The IRS has deemed all cryptocurrencies to be property, meaning that every transaction means a capital gains tax (CGT) bill.

In Europe, the European Central Bank (ECB) treats bitcoin and other virtual currencies as currency. Taxation in the EU varies by country and some countries treat crypto the same as the IRS, making you liable for CGT. On the other hand, Switzerland and Portugal have made all cryptocurrency transactions tax-free.

Taxation is complicated. Consult a local tax expert before making ANY investment.

Research

Bitcoin price movements come down to supply and demand.
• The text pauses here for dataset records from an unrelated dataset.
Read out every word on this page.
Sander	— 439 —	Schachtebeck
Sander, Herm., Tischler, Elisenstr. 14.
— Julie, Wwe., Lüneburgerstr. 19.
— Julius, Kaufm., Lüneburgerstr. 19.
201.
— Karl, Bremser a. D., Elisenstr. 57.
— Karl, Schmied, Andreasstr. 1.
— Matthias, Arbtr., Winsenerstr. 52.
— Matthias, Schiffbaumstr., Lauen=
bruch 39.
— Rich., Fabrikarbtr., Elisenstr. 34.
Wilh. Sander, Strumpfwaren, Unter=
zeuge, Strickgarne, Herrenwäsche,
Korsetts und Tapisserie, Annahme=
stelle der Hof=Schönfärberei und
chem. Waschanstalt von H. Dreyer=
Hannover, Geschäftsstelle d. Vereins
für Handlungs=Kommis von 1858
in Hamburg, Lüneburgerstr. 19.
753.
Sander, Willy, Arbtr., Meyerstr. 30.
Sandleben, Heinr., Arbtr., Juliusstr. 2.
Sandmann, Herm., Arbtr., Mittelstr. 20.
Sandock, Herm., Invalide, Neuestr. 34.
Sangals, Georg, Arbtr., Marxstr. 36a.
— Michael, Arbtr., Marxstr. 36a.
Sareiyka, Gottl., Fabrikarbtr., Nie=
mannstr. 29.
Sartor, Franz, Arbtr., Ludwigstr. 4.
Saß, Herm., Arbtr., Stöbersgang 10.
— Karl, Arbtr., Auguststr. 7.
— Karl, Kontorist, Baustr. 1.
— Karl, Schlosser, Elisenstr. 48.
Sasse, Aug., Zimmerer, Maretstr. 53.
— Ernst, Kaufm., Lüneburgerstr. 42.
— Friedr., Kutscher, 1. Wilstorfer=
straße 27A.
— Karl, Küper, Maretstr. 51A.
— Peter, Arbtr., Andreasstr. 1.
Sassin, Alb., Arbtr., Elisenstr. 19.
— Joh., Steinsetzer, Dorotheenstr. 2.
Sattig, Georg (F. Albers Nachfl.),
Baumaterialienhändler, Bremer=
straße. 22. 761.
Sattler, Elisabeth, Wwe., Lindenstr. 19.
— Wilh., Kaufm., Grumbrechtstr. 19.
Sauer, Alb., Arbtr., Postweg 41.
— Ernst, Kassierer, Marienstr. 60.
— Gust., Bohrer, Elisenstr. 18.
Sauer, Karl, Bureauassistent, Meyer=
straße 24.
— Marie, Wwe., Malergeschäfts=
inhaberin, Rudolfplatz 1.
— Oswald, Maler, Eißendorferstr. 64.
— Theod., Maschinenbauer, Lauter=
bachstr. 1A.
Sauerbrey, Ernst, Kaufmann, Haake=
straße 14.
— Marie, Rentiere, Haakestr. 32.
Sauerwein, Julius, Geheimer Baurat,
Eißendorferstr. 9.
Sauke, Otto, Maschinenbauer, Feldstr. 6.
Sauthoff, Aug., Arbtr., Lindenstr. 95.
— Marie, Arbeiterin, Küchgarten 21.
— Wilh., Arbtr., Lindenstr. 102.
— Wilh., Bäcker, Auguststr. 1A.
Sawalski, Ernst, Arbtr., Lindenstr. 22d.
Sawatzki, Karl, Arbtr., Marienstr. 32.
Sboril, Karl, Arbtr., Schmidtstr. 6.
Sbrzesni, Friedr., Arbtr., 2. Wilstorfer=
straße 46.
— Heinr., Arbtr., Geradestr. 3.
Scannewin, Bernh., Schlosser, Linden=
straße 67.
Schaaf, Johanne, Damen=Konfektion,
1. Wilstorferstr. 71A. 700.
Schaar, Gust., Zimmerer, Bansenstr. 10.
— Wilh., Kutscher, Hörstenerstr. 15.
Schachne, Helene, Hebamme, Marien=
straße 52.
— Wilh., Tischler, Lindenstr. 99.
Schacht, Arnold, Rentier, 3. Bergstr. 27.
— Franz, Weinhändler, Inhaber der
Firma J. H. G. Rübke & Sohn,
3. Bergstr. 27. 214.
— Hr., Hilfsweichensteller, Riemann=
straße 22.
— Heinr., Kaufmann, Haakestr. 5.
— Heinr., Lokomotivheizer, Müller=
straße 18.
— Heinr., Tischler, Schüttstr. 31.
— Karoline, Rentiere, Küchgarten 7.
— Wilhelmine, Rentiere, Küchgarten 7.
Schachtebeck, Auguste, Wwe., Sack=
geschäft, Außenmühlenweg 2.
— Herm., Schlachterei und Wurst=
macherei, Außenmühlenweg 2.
These are affected by news in the same way stocks are, but bitcoin movements are often extreme when changes in future demand are perceived. Understanding how bitcoin works takes a lot of research. If you already understand how the stock market works, it might make more sense to invest in stocks that rise in price when bitcoin prices rise.

As with any stock market investment, you need to find a reliable advisor who can predict the next day’s prices based on after-hours trading. For more details check out https://www.stockstotrade.com/.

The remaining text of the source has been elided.